First, we solve the first inequality:

$$ 2 \sin x \leq 1 $$

$$ \sin x \leq \frac{1}{2} $$

The basic equation \( \sin x = \frac{1}{2} \), related to this inequality, is satisfied when \(x\) takes the following values:

$$ x = \frac{\pi}{6} + 2k\pi \ \text{or} \ x = \pi - \frac{\pi}{6} + 2k\pi $$

$$ x = \frac{\pi}{6} + 2k\pi \ \text{or} \ x = \frac{6\pi - \pi}{6} + 2k\pi $$

$$ x = \frac{\pi}{6} + 2k\pi \ \text{or} \ x = \frac{5\pi}{6} + 2k\pi $$

Thus, within the interval \( (0, 2\pi) \), the inequality holds true in the intervals \([0, \pi/6]\) and \([5\pi/6, 2\pi)\).

Next, we solve the second inequality:

$$ 2 \cos x < \sqrt{3} $$

$$ \cos x < \frac{\sqrt{3}}{2} $$

The basic equation \( \cos x = \frac{\sqrt{3}}{2} \), associated with this inequality, is satisfied when:

$$ x = \frac{\pi}{6} + 2k\pi \ \text{or} \ x = -\frac{\pi}{6} + 2k\pi $$

We rewrite \(-\pi/6\) in the reference interval \( (0, 2\pi) \) as \( 2\pi - \pi/6 \):

$$ x = \frac{\pi}{6} + 2k\pi \ \text{or} \ x = 2\pi - \frac{\pi}{6} + 2k\pi $$

$$ x = \frac{\pi}{6} + 2k\pi \ \text{or} \ x = \frac{12\pi - \pi}{6} + 2k\pi $$

$$ x = \frac{\pi}{6} + 2k\pi \ \text{or} \ x = \frac{11\pi}{6} + 2k\pi $$

Therefore, within the interval \( (0, 2\pi) \), the inequality holds true in the interval \( (\pi/6, 11\pi/6) \).

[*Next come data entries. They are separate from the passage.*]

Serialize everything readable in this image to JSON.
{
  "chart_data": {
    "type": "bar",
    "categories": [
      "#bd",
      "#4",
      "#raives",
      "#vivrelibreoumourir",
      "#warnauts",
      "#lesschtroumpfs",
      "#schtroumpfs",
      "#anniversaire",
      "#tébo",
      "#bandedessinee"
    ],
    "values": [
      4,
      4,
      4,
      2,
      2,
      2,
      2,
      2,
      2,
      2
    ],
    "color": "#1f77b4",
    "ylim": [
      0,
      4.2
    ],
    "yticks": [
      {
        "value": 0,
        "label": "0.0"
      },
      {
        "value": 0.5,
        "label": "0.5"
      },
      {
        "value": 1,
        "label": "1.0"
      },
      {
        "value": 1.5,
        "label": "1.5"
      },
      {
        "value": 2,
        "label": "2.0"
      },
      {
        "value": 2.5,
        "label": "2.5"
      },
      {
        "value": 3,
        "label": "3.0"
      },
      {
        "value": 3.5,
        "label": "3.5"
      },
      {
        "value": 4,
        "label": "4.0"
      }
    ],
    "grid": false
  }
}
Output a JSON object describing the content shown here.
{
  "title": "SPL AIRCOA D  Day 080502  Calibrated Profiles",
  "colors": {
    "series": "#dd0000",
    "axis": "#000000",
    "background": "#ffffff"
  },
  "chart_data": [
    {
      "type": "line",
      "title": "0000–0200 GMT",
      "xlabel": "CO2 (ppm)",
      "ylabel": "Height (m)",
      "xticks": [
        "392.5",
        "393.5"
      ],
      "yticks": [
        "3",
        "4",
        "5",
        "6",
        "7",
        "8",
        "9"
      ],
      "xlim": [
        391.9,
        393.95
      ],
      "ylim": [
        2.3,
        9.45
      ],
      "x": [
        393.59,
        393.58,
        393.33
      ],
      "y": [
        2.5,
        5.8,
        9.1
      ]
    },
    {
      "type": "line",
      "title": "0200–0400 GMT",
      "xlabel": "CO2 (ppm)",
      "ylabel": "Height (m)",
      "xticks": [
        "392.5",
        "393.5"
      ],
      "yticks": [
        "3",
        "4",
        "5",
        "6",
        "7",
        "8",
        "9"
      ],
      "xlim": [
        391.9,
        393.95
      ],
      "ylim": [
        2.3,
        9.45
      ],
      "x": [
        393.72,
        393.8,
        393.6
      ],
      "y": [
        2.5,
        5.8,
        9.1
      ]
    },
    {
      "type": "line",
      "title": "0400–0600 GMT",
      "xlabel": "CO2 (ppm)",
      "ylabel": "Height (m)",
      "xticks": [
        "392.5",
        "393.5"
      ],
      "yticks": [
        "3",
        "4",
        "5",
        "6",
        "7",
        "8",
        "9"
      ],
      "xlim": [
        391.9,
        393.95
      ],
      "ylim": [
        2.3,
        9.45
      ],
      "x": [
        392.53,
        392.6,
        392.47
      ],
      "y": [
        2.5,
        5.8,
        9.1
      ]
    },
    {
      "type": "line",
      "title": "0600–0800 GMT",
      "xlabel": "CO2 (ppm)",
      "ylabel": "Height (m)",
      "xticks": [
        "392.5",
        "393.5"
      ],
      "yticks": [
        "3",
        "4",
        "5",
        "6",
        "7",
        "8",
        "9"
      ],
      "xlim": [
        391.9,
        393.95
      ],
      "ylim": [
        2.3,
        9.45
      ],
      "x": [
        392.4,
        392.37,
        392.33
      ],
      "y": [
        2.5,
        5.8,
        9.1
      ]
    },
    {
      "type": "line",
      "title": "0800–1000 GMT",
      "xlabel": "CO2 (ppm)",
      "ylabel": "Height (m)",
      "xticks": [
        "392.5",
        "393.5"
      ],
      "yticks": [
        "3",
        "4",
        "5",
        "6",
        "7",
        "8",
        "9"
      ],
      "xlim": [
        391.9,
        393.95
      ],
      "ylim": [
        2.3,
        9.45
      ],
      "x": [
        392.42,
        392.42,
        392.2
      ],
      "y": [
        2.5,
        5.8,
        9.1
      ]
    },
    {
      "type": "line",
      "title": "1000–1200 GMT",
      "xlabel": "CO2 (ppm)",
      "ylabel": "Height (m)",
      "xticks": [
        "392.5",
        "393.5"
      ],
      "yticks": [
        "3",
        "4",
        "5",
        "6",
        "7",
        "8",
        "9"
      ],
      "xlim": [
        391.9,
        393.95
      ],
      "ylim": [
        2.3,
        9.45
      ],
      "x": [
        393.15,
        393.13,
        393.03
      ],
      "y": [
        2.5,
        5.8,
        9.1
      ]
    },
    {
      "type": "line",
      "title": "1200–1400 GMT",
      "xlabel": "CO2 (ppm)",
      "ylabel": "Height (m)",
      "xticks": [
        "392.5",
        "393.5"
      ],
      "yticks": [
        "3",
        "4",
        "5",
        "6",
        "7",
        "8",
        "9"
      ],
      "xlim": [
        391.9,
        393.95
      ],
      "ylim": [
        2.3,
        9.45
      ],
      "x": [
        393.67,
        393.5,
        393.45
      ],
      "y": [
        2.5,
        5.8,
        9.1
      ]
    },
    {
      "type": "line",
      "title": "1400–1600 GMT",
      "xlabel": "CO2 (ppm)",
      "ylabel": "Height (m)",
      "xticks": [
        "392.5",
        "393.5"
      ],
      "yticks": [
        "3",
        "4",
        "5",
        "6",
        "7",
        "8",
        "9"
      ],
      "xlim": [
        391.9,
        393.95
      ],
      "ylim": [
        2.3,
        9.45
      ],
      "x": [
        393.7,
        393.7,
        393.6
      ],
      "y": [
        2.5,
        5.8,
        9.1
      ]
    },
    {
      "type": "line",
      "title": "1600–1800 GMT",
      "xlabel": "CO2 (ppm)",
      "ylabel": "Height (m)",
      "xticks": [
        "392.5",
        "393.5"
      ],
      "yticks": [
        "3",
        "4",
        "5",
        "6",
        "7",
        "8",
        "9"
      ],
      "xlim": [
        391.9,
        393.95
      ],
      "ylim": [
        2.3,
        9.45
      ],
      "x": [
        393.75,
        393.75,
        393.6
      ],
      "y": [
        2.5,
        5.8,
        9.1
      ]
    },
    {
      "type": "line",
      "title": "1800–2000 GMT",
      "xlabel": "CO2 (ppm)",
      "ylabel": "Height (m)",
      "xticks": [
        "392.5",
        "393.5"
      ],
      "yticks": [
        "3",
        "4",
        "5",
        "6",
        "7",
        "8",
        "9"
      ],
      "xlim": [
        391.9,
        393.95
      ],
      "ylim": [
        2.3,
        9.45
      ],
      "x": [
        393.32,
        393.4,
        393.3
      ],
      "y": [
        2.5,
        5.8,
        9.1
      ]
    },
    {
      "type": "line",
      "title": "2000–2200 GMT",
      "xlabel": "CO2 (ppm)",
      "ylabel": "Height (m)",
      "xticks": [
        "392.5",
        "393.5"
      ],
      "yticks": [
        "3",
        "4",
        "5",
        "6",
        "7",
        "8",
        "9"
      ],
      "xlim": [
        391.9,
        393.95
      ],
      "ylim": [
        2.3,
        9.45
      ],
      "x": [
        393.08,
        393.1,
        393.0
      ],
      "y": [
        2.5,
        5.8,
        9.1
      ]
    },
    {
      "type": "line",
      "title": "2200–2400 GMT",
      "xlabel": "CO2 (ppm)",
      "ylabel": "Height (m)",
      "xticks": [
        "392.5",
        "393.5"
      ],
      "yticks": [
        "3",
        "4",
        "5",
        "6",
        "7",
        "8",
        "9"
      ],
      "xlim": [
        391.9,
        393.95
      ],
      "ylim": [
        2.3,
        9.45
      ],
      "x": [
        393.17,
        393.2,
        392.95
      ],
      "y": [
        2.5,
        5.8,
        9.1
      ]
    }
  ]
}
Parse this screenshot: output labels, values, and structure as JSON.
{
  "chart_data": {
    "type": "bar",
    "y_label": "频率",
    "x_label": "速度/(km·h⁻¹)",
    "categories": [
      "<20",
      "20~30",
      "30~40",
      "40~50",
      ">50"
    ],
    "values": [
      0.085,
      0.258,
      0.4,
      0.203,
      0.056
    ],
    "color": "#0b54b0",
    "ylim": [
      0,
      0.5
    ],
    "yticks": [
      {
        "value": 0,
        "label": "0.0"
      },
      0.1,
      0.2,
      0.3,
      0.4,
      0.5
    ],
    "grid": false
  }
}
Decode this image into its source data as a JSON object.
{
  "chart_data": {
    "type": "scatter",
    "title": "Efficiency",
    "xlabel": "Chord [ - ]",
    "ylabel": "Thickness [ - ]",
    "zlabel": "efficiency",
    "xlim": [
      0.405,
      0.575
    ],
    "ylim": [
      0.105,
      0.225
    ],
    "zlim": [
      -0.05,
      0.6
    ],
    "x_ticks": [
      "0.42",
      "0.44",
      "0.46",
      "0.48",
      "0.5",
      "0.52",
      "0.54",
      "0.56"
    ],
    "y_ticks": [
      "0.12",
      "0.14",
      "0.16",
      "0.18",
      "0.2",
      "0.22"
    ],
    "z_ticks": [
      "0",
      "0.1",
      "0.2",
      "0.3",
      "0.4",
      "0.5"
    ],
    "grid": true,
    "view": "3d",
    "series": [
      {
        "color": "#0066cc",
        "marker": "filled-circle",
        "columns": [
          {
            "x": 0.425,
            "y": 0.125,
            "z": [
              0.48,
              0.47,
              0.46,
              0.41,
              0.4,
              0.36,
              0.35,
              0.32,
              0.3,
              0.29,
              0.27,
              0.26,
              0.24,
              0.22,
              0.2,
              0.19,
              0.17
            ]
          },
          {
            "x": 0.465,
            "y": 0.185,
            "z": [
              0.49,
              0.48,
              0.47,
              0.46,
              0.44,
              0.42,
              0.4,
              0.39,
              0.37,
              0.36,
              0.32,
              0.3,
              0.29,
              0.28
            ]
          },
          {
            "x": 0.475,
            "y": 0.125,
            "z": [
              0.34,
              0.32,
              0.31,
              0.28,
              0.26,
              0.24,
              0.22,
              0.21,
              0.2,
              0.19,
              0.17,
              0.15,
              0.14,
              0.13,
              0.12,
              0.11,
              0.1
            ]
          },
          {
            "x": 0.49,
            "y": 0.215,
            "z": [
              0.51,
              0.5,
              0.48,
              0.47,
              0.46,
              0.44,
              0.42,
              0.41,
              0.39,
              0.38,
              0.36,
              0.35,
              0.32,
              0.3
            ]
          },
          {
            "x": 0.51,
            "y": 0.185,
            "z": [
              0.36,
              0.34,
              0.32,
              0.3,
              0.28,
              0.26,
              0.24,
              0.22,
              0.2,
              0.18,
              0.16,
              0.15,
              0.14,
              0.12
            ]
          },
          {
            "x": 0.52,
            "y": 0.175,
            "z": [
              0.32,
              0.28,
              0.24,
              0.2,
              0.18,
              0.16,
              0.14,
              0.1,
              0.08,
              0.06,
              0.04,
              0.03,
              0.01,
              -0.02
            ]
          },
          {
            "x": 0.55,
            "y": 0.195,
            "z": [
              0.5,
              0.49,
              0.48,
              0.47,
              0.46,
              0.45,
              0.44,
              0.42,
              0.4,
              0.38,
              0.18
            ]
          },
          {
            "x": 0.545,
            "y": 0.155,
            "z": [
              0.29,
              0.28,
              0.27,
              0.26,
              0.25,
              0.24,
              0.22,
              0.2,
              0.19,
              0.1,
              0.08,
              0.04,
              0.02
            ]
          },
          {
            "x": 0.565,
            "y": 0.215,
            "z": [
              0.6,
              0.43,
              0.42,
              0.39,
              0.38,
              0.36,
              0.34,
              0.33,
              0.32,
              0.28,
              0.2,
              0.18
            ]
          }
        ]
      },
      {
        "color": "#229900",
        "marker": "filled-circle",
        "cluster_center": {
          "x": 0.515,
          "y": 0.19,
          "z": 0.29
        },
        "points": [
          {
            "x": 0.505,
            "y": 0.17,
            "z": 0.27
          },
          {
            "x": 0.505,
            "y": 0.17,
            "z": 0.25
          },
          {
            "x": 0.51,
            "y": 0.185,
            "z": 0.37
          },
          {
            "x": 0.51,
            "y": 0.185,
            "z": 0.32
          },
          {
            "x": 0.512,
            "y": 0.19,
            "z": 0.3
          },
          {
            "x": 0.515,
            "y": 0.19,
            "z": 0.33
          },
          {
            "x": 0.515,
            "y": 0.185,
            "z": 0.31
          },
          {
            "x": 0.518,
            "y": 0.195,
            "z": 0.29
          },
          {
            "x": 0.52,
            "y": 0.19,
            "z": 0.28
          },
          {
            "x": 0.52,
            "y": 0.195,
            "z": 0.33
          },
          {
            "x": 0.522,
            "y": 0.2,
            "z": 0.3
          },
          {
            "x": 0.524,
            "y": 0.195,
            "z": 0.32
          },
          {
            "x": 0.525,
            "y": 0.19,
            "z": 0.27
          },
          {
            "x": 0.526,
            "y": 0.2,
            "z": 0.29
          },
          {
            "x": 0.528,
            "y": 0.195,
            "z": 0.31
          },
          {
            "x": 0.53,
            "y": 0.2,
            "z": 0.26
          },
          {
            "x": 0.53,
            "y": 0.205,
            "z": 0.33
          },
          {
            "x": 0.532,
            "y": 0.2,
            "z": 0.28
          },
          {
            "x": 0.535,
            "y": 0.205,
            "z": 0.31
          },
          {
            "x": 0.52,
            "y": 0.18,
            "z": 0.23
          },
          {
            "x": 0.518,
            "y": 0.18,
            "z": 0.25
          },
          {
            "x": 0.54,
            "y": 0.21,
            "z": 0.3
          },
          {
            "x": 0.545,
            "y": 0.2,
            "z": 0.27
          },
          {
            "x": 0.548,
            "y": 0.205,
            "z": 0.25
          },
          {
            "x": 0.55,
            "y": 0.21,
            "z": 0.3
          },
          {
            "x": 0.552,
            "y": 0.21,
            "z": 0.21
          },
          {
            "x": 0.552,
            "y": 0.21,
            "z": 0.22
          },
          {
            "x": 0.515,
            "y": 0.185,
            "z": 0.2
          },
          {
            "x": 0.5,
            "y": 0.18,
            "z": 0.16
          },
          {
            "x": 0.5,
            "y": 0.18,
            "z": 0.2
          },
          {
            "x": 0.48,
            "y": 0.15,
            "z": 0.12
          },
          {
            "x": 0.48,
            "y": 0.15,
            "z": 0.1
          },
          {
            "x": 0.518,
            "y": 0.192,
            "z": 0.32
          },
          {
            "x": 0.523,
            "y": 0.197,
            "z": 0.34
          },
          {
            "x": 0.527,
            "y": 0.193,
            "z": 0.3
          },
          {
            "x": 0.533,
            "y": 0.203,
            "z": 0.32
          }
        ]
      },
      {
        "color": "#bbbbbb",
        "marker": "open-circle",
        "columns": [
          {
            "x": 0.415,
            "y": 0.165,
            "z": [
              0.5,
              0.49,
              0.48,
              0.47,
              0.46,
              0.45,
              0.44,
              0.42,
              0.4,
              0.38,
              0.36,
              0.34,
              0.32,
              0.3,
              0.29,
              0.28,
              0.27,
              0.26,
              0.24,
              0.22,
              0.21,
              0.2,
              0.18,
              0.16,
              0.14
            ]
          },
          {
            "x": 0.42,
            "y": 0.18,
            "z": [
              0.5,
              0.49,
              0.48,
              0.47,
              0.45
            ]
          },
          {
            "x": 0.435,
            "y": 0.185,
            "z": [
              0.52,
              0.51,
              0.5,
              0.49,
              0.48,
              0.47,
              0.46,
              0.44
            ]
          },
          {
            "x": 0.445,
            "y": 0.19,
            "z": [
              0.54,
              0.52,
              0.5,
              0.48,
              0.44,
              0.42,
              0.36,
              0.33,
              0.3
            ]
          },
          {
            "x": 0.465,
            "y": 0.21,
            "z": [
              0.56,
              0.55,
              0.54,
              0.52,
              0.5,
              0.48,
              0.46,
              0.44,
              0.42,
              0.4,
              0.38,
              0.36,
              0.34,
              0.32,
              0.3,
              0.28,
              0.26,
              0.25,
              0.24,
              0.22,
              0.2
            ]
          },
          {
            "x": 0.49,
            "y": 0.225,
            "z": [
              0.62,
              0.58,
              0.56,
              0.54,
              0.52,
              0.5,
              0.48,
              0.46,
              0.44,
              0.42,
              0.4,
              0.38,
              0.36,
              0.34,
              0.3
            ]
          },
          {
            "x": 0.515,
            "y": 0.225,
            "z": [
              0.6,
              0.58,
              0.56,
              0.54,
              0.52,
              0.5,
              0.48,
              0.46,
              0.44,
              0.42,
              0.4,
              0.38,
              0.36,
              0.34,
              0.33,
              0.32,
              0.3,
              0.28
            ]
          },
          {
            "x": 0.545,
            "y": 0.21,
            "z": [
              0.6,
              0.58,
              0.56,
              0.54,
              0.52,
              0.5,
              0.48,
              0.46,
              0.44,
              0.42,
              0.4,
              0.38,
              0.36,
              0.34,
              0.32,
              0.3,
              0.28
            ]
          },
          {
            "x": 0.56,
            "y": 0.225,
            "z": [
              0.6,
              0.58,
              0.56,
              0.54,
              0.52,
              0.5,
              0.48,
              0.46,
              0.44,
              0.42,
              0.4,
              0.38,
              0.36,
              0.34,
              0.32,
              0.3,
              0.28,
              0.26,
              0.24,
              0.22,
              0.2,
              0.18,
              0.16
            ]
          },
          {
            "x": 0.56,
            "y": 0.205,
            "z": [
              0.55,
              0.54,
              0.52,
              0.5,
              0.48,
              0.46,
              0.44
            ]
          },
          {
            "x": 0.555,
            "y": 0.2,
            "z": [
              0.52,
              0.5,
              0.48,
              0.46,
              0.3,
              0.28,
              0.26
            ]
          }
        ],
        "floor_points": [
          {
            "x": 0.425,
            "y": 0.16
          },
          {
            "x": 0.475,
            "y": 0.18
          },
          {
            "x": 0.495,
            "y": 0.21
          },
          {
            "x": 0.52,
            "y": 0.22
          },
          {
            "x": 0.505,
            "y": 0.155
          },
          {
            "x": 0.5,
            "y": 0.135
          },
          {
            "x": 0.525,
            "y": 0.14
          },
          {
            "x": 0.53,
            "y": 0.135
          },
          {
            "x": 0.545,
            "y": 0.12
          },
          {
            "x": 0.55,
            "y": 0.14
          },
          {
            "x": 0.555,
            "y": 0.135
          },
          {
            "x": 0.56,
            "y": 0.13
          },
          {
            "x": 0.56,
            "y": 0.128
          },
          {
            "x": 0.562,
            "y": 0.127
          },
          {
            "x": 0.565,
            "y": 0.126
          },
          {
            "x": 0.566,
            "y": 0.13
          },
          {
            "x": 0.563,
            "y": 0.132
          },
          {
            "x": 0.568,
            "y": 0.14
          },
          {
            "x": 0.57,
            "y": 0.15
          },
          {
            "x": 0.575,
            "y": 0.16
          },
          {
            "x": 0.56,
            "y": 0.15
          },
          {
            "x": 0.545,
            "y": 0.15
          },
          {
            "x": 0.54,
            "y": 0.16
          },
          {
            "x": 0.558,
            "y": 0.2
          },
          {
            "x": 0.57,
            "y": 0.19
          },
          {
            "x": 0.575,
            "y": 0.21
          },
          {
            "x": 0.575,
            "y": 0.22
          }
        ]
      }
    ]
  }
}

Finally, we check for an intersection between the solutions of the two inequalities:

$$ \{ [0, \frac{\pi}{6}] \ \cup \ [\frac{5\pi}{6}, 2\pi] \} \ \cap \ \{ (\frac{\pi}{6}, \frac{11\pi}{6}) \} $$

$$ [\frac{5\pi}{6}, \frac{11\pi}{6}) $$

An intersection exists, so the system has solutions.

In the interval \( (0, 2\pi) \), the solutions to the trigonometric inequality system are the \(x\)-values within \([5\pi/6, 11\pi/6)\).

Considering all periodic solutions, the system is satisfied in the intervals:

$$ [\frac{5\pi}{6} + 2k\pi, \frac{11\pi}{6} + 2k\pi) $$

where \( k \) is any integer.

Verification with GeoGebra

To confirm the result, we analyze the graph of the two trigonometric functions over the interval \( (0, 2\pi) \).

Both functions are negative within the interval \( (5\pi/6, 11\pi/6) \).

And so on.